The Ministry of Education and Science of the Kyrgyz Republic is the body of state policy and normative and legal regulation in the field of education, scientific, scientific-technical and innovative activity, intellectual property as well as in the sphere of upbringing, social support and social protection of students and pupils of educational institutions.
The higher education system of Kyrgyzstan consists of 52 higher education institutions, both public and private. Although it is not a Bologna signatory country, Kyrgyzstan has been working towards implementing key aspects of the Bologna reforms. In 2012, the traditional system of higher education qualifications (Specialist Diploma) was replaced with a new two-tier system in line with the EU (Bachelor’s degree, Master’s degree). For some specialties, the specialty is kept for example, in the sphere of medical education and some engineering and cultural areas. The third-tier PhD programmes are currently being piloted. At the same time, the traditional two-level system of assignment of academic degrees is maintained (‘candidat nauk’ – ‘doktor nauk’). In 2015, there was a 45% gross enrolment ratio in tertiary education.

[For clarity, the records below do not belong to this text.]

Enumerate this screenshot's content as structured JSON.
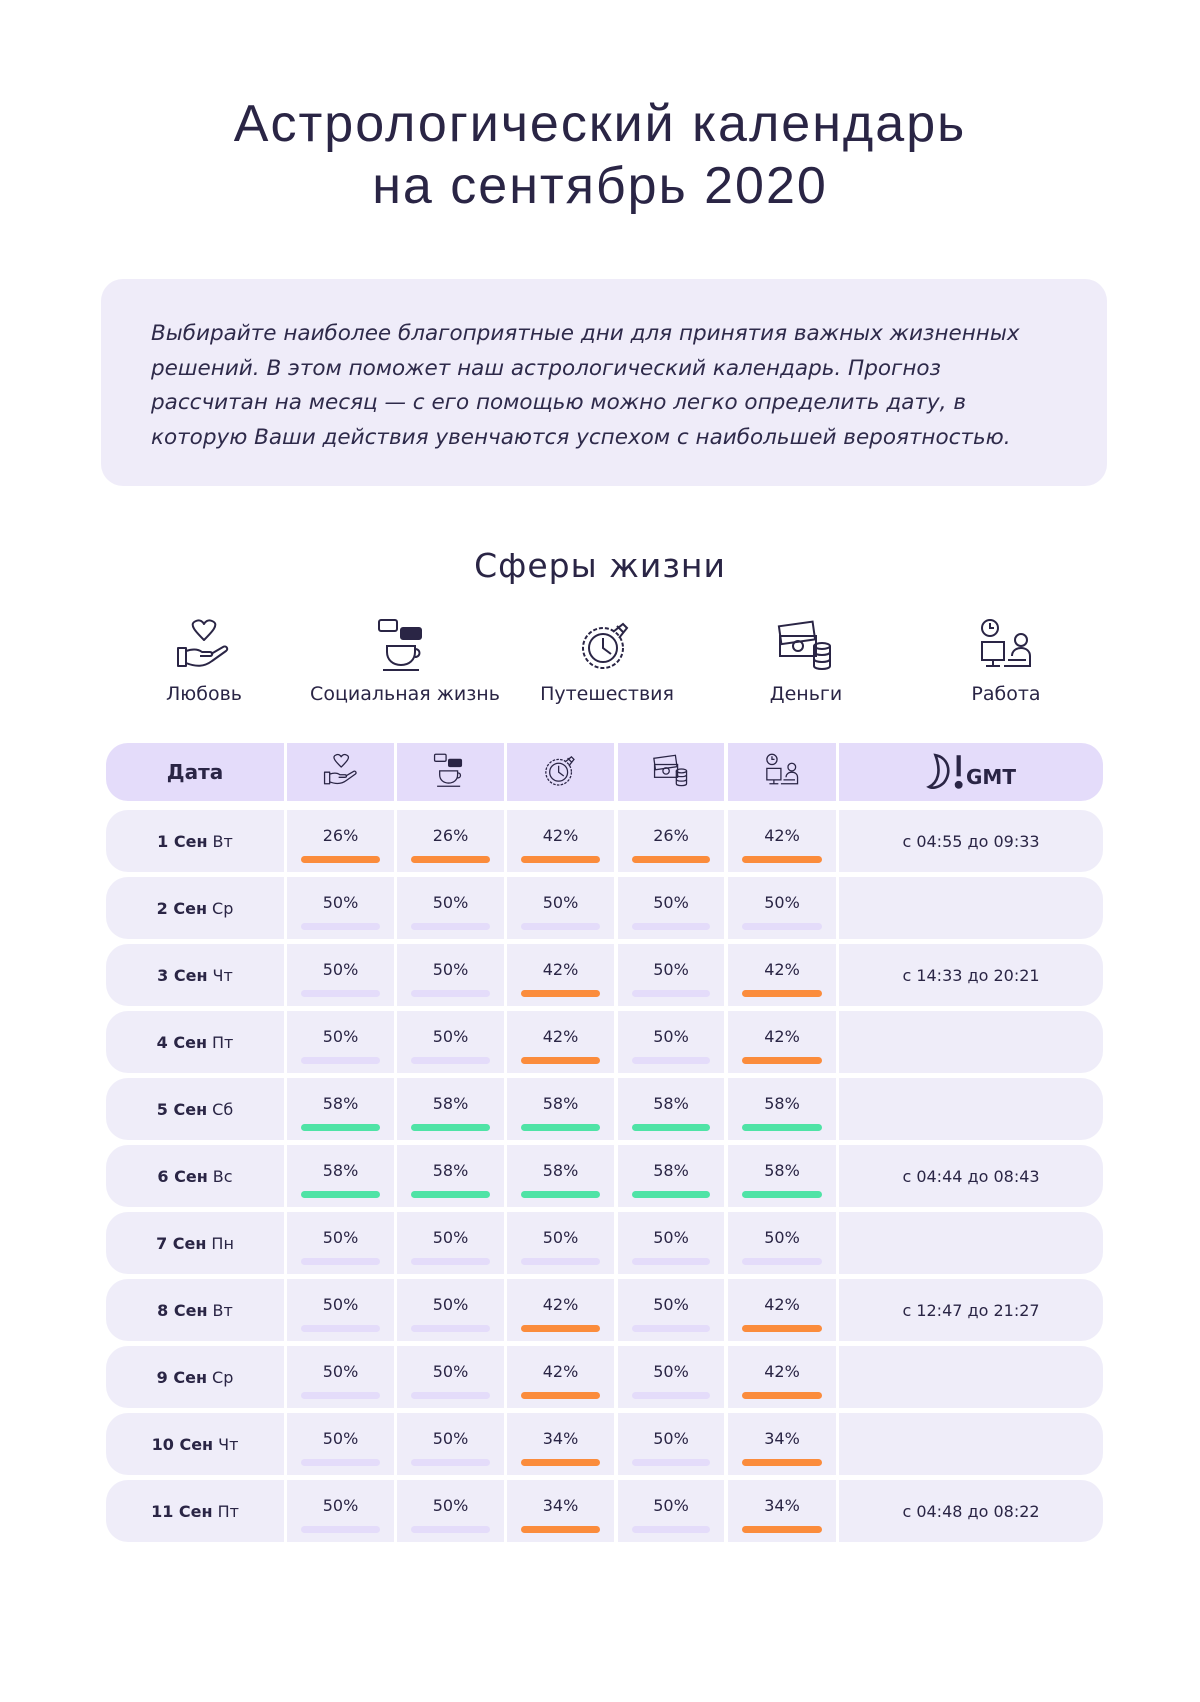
{
  "header": {
    "title_lines": [
      "Астрологический календарь",
      "на сентябрь 2020"
    ]
  },
  "intro": "Выбирайте наиболее благоприятные дни для принятия важных жизненных решений. В этом поможет наш астрологический календарь. Прогноз рассчитан на месяц — с его помощью можно легко определить дату, в которую Ваши действия увенчаются успехом с наибольшей вероятностью.",
  "spheres": {
    "title": "Сферы жизни",
    "items": [
      "Любовь",
      "Социальная жизнь",
      "Путешествия",
      "Деньги",
      "Работа"
    ]
  },
  "table": {
    "date_header": "Дата",
    "gmt_header": "GMT",
    "rows": [
      {
        "day": "1 Сен",
        "weekday": "Вт",
        "cells": [
          "26%",
          "26%",
          "42%",
          "26%",
          "42%"
        ],
        "time": "с 04:55 до 09:33"
      },
      {
        "day": "2 Сен",
        "weekday": "Ср",
        "cells": [
          "50%",
          "50%",
          "50%",
          "50%",
          "50%"
        ]
      },
      {
        "day": "3 Сен",
        "weekday": "Чт",
        "cells": [
          "50%",
          "50%",
          "42%",
          "50%",
          "42%"
        ],
        "time": "с 14:33 до 20:21"
      },
      {
        "day": "4 Сен",
        "weekday": "Пт",
        "cells": [
          "50%",
          "50%",
          "42%",
          "50%",
          "42%"
        ]
      },
      {
        "day": "5 Сен",
        "weekday": "Сб",
        "cells": [
          "58%",
          "58%",
          "58%",
          "58%",
          "58%"
        ]
      },
      {
        "day": "6 Сен",
        "weekday": "Вс",
        "cells": [
          "58%",
          "58%",
          "58%",
          "58%",
          "58%"
        ],
        "time": "с 04:44 до 08:43"
      },
      {
        "day": "7 Сен",
        "weekday": "Пн",
        "cells": [
          "50%",
          "50%",
          "50%",
          "50%",
          "50%"
        ]
      },
      {
        "day": "8 Сен",
        "weekday": "Вт",
        "cells": [
          "50%",
          "50%",
          "42%",
          "50%",
          "42%"
        ],
        "time": "с 12:47 до 21:27"
      },
      {
        "day": "9 Сен",
        "weekday": "Ср",
        "cells": [
          "50%",
          "50%",
          "42%",
          "50%",
          "42%"
        ]
      },
      {
        "day": "10 Сен",
        "weekday": "Чт",
        "cells": [
          "50%",
          "50%",
          "34%",
          "50%",
          "34%"
        ]
      },
      {
        "day": "11 Сен",
        "weekday": "Пт",
        "cells": [
          "50%",
          "50%",
          "34%",
          "50%",
          "34%"
        ],
        "time": "с 04:48 до 08:22"
      }
    ]
  }
}
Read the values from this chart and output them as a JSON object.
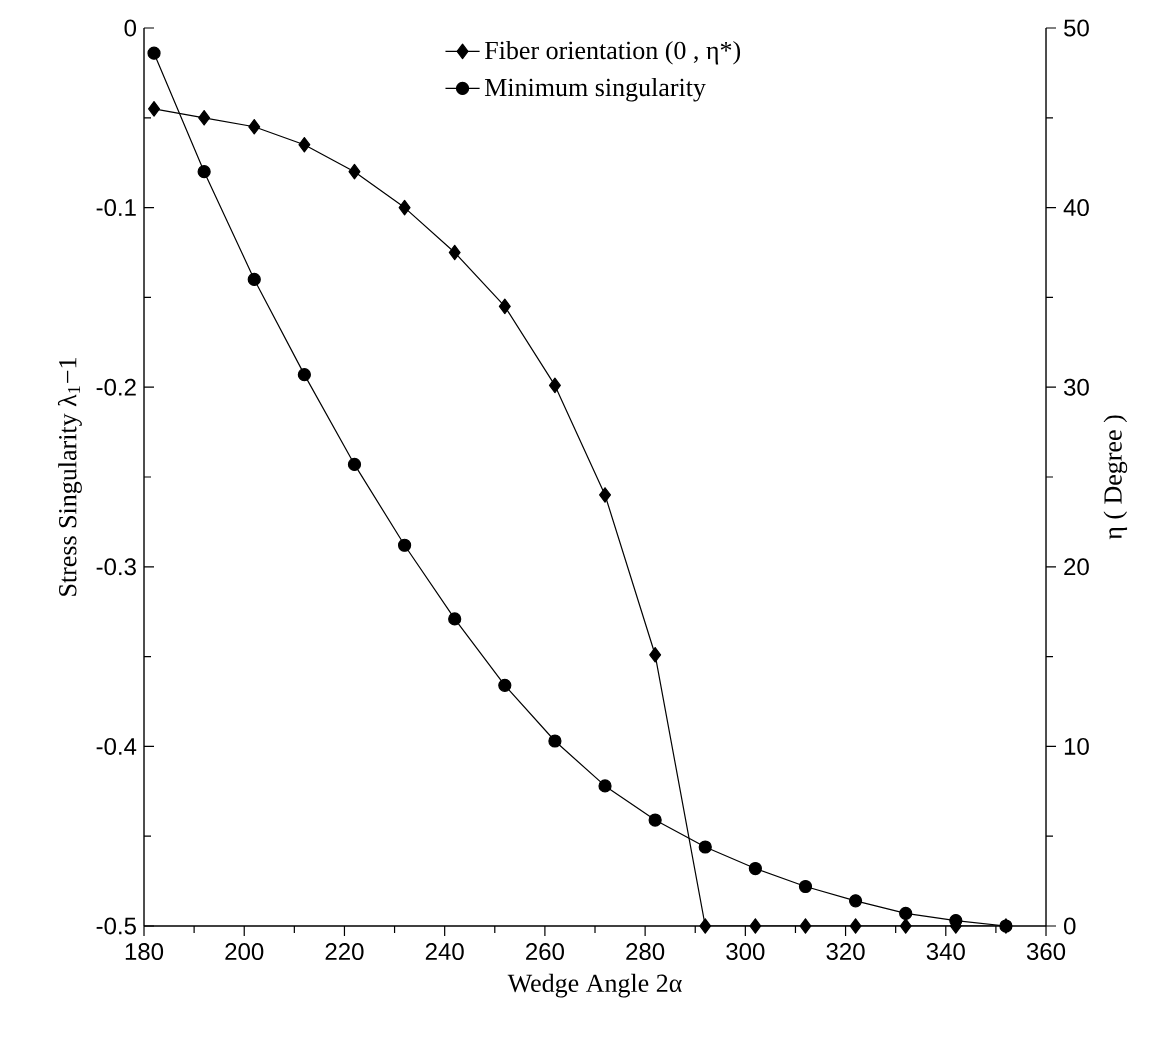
{
  "chart_data": {
    "type": "line",
    "xlabel": "Wedge Angle 2α",
    "ylabel": "Stress Singularity λ$_{1}$−1",
    "y2label": "η ( Degree )",
    "legend": "top",
    "x": [
      182,
      192,
      202,
      212,
      222,
      232,
      242,
      252,
      262,
      272,
      282,
      292,
      302,
      312,
      322,
      332,
      342,
      352
    ],
    "xlim": [
      180,
      360
    ],
    "ylim": [
      -0.5,
      0
    ],
    "y2lim": [
      0,
      50
    ],
    "xticks": [
      180,
      {
        "value": 190,
        "label": null
      },
      200,
      {
        "value": 210,
        "label": null
      },
      220,
      {
        "value": 230,
        "label": null
      },
      240,
      {
        "value": 250,
        "label": null
      },
      260,
      {
        "value": 270,
        "label": null
      },
      280,
      {
        "value": 290,
        "label": null
      },
      300,
      {
        "value": 310,
        "label": null
      },
      320,
      {
        "value": 330,
        "label": null
      },
      340,
      {
        "value": 350,
        "label": null
      },
      360
    ],
    "yticks": [
      -0.5,
      {
        "value": -0.45,
        "label": null
      },
      -0.4,
      {
        "value": -0.35,
        "label": null
      },
      -0.3,
      {
        "value": -0.25,
        "label": null
      },
      -0.2,
      {
        "value": -0.15,
        "label": null
      },
      -0.1,
      {
        "value": -0.05,
        "label": null
      },
      0
    ],
    "y2ticks": [
      0,
      {
        "value": 5,
        "label": null
      },
      10,
      {
        "value": 15,
        "label": null
      },
      20,
      {
        "value": 25,
        "label": null
      },
      30,
      {
        "value": 35,
        "label": null
      },
      40,
      {
        "value": 45,
        "label": null
      },
      50
    ],
    "series": [
      {
        "name": "Fiber orientation  (0 , η*)",
        "color": "#000000",
        "marker": "diamond",
        "axis": "y2",
        "values": [
          45.5,
          45.0,
          44.5,
          43.5,
          42.0,
          40.0,
          37.5,
          34.5,
          30.1,
          24.0,
          15.1,
          0,
          0,
          0,
          0,
          0,
          0,
          0
        ]
      },
      {
        "name": "Minimum singularity",
        "color": "#000000",
        "marker": "circle",
        "values": [
          -0.014,
          -0.08,
          -0.14,
          -0.193,
          -0.243,
          -0.288,
          -0.329,
          -0.366,
          -0.397,
          -0.422,
          -0.441,
          -0.456,
          -0.468,
          -0.478,
          -0.486,
          -0.493,
          -0.497,
          -0.5
        ]
      }
    ]
  }
}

Vocational education in Kyrgyzstan is divided into primary and secondary vocational education. On average, the duration of training programmes ranges from one to two years (excluding time for general secondary education). Responsibility for VET falls under the Ministry of Education and Science and VET is part of the Education Development Strategy 2012–2020.
The Central Asia HE and VET Briefs are intended to provide a review and update of the current education policies in the CA countries with a clear focus on the thematic priorities identified both in the Riga and Astana Ministerial Meetings in 2015/2017 respectively, in order to summarise and share the findings from the CAEP 2 with education practitioners and experts both in the EU and CA countries for further discussion among policy makers, education practitioners and related stakeholders in HE and VET.